North Korea's launch of what experts say was an intercontinental ballistic missile gate-crashed a landmark speech by Obama in the Czech capital Prague where he called for a nuclear-free world.
"Rules must be binding," the president said, hours after the North Korean launch, which he said breached UN resolutions. "Violations must be punished. Words must mean something."
Backing the demands of its rattled Japanese and South Korean allies, the United States pushed for the Security Council session. But no meaningful UN action came Sunday after China, supported by Russia, called for "restraint."
The Security Council debate revealed the diplomatic limitations of Obama's rhetoric, but it also served as a chance for Washington to "close ranks" with the Asian allies, said John Park of the United States Institute of Peace.
"These are very difficult discussions that the US will conduct at the UN," the Korean-American analyst observed.
"But the direction is clear from the White House press statement issued after the launch: they want to get past this missile issue and get back to the six-party talks."
Those talks, aimed at dismantling North Korea's nuclear program, have stalled. Pyongyang's real motivation behind the missile launch may in fact have been to grab the attention of the new Obama administration.
"They ratchet up international tensions and the US comes to the negotiating table. It's worked in the past with the US," said James Person of the Woodrow Wilson International Center for Scholars.

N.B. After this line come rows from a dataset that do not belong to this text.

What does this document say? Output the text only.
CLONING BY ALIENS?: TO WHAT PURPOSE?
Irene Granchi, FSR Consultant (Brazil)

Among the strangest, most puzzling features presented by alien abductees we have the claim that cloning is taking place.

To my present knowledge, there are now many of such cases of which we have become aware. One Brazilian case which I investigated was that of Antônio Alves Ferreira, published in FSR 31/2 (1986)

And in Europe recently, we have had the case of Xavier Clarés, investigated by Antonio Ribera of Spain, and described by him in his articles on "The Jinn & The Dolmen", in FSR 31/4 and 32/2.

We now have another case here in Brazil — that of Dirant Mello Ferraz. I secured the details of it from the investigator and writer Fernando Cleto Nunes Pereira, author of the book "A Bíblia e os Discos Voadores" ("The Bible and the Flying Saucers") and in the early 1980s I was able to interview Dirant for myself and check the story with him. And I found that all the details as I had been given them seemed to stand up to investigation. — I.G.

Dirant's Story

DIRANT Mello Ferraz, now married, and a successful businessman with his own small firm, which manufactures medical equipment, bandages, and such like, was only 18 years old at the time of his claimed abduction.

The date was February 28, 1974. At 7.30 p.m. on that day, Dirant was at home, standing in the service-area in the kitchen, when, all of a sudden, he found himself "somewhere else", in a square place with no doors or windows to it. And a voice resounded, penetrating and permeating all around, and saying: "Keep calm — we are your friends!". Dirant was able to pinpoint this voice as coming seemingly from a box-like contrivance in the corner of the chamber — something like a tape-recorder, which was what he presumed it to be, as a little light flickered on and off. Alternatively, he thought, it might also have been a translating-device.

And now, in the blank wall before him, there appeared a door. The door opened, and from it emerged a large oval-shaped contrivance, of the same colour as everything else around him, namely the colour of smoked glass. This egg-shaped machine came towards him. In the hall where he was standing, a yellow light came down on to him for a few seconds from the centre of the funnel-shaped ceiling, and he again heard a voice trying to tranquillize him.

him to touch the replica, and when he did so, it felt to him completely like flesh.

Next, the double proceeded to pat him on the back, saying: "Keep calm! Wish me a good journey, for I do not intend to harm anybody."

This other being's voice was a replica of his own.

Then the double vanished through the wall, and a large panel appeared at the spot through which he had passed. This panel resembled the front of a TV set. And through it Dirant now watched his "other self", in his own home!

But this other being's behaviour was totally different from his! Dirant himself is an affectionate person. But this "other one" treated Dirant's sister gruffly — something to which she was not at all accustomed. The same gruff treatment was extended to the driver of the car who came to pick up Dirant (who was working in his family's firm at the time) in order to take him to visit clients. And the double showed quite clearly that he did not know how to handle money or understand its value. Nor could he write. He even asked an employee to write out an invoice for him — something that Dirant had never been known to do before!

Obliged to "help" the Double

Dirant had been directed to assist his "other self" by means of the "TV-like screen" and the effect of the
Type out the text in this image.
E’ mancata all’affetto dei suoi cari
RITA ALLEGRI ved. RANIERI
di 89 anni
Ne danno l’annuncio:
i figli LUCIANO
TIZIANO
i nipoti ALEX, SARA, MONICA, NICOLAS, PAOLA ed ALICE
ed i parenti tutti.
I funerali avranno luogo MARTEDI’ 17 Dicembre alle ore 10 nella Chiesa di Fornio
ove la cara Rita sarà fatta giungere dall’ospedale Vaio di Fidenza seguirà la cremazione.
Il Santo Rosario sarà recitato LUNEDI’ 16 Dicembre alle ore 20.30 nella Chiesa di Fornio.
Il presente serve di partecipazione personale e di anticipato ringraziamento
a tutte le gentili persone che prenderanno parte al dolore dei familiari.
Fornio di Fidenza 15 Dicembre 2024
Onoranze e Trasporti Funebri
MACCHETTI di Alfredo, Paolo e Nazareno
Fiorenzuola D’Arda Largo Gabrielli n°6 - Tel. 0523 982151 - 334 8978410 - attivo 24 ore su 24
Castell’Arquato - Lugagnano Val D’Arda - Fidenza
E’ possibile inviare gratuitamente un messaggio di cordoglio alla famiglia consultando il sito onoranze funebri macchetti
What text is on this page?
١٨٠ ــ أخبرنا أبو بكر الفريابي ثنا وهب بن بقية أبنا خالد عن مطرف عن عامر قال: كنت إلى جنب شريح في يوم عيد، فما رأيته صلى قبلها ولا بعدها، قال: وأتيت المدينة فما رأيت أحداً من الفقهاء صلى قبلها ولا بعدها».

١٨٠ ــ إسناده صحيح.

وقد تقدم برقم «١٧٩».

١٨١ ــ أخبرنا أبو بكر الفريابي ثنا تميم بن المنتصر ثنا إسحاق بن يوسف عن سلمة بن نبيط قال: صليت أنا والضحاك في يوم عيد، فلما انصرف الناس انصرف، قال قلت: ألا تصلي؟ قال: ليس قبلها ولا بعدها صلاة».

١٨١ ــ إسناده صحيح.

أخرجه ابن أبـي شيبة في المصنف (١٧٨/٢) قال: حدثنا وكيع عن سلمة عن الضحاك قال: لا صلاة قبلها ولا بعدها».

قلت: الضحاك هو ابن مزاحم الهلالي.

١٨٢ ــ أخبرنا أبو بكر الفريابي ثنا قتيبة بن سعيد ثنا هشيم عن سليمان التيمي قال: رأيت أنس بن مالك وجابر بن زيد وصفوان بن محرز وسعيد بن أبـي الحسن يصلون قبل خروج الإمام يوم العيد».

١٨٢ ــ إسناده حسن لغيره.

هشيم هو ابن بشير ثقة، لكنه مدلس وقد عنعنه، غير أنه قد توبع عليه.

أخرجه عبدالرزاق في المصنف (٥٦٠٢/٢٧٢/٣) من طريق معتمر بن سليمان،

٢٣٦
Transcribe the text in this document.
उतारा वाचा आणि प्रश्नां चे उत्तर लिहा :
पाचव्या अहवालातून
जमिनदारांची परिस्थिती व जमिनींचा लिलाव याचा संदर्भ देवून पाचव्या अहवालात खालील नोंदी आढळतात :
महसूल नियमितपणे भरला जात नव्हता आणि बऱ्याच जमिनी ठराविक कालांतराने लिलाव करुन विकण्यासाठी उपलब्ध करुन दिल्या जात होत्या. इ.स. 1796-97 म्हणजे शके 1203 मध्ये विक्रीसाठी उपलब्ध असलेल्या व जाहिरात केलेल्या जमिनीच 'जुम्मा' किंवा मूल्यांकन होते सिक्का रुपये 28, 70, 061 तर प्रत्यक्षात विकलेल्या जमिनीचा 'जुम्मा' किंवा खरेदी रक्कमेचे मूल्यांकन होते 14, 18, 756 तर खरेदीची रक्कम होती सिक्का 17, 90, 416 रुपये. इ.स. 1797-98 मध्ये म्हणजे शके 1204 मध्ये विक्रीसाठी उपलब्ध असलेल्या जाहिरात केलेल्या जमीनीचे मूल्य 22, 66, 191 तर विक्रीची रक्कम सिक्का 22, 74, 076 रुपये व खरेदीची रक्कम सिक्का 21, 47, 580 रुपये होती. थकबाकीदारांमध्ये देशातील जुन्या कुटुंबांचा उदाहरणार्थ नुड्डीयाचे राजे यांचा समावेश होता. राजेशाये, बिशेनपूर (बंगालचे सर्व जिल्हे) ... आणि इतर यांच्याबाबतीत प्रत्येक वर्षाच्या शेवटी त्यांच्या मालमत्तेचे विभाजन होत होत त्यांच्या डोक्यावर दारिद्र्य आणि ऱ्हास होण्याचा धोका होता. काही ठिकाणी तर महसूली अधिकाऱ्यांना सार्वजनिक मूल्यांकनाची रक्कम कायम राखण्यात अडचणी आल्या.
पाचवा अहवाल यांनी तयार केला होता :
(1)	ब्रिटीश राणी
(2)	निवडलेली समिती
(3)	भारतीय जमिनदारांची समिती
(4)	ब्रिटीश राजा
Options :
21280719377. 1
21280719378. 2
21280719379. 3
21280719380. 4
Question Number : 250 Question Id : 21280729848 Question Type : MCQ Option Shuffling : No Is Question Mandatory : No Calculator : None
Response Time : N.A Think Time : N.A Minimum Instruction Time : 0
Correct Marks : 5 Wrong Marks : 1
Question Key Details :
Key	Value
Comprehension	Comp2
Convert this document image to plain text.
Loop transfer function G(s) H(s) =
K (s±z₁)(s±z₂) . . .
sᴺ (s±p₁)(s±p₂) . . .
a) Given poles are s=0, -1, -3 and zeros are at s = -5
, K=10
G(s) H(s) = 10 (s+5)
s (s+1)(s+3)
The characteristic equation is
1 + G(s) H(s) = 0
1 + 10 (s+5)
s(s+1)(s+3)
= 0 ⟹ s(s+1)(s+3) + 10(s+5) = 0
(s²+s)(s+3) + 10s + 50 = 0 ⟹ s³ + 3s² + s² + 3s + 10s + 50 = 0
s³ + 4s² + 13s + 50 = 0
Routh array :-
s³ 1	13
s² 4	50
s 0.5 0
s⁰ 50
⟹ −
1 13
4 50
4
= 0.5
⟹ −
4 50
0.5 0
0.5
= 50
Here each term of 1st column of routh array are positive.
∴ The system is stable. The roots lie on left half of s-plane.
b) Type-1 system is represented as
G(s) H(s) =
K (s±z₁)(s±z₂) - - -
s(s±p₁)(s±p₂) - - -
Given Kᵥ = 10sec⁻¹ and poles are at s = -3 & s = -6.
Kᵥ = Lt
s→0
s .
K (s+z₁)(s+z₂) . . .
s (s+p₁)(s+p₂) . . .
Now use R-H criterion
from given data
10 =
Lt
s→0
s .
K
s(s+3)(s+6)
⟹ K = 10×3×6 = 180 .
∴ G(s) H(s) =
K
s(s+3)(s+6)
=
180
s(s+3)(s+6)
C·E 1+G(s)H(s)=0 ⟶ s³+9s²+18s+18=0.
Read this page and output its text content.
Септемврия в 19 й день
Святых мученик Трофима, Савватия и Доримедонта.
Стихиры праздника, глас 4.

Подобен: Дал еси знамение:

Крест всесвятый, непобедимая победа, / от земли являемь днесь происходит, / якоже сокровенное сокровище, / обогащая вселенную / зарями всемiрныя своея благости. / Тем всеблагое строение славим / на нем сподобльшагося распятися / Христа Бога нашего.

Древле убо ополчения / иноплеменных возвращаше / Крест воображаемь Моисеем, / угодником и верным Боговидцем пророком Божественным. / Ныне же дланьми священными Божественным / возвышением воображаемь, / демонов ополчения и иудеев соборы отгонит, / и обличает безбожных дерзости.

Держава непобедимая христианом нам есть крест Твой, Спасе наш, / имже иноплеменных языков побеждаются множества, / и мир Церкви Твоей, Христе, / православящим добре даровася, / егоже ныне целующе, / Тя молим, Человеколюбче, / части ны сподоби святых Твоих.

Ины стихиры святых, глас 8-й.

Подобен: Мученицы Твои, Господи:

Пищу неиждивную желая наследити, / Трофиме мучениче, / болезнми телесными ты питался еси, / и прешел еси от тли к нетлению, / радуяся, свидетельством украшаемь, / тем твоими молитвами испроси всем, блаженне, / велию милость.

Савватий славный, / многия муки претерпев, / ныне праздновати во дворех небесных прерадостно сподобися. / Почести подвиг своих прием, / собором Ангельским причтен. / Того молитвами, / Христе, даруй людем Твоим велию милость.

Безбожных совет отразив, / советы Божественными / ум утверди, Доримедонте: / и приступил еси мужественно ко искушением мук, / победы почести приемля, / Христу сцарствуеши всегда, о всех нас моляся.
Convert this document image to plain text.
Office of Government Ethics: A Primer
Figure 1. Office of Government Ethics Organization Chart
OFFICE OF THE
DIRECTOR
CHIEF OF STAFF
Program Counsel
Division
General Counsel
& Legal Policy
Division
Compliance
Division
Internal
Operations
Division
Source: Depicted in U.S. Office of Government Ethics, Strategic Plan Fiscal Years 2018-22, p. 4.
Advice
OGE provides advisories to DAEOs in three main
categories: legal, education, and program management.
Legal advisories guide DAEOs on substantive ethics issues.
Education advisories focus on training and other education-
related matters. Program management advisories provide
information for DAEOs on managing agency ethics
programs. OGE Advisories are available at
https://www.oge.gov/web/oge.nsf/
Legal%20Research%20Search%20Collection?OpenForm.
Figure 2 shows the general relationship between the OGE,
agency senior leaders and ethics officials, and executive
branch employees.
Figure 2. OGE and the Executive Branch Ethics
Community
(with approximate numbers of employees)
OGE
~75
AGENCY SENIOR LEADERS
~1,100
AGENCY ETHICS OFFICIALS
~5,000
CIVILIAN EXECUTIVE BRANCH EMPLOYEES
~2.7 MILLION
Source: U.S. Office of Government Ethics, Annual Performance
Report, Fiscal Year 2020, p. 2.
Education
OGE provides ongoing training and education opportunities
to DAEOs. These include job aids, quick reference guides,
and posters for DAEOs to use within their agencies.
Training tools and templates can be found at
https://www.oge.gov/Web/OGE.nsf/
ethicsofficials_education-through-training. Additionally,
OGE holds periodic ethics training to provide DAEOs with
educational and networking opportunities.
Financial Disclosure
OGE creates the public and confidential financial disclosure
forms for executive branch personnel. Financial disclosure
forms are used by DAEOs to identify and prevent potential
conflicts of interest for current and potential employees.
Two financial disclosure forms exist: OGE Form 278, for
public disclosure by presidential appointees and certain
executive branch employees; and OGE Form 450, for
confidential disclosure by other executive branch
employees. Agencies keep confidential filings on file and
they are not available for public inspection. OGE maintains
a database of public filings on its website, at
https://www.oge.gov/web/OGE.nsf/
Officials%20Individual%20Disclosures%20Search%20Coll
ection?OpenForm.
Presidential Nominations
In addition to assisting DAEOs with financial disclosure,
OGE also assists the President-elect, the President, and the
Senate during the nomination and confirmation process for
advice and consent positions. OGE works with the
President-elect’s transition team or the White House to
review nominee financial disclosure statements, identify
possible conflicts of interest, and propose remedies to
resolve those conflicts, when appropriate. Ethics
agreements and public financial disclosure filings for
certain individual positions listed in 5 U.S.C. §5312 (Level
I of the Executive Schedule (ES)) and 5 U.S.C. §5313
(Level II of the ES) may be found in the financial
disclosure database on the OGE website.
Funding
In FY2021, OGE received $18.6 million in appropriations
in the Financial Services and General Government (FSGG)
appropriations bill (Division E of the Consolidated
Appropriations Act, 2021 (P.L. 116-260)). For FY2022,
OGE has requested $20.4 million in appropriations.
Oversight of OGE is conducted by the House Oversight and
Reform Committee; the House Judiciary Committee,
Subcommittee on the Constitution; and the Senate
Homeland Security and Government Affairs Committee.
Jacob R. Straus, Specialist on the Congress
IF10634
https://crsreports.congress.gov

According to Person, North Korea has always wanted to torpedo the six-party process, ditch Japan and South Korea from the talks, and deal with the United States bilaterally.
"This missile launch had been long in the planning. So I think there should have been a more calculated approach from the US," he said, questioning the wisdom of going the UN route despite the guaranteed objections of China.
The US State Department said Monday it wanted a strong response from the United Nations condemning North Korea's rocket test, but hinted it need not come through a Security Council resolution.
Such resolutions are generally legally binding, but the 15-nation UN body can also issue non-binding "presidential statements."
"We have to see what kind of unity the United States can forge with China. We're still in the middle of the game," Bush at Brookings argued.
"The goal is walking a fine line to get the Chinese on board to the extent that North Korea understands that it has miscalculated and can't get its way by provocation."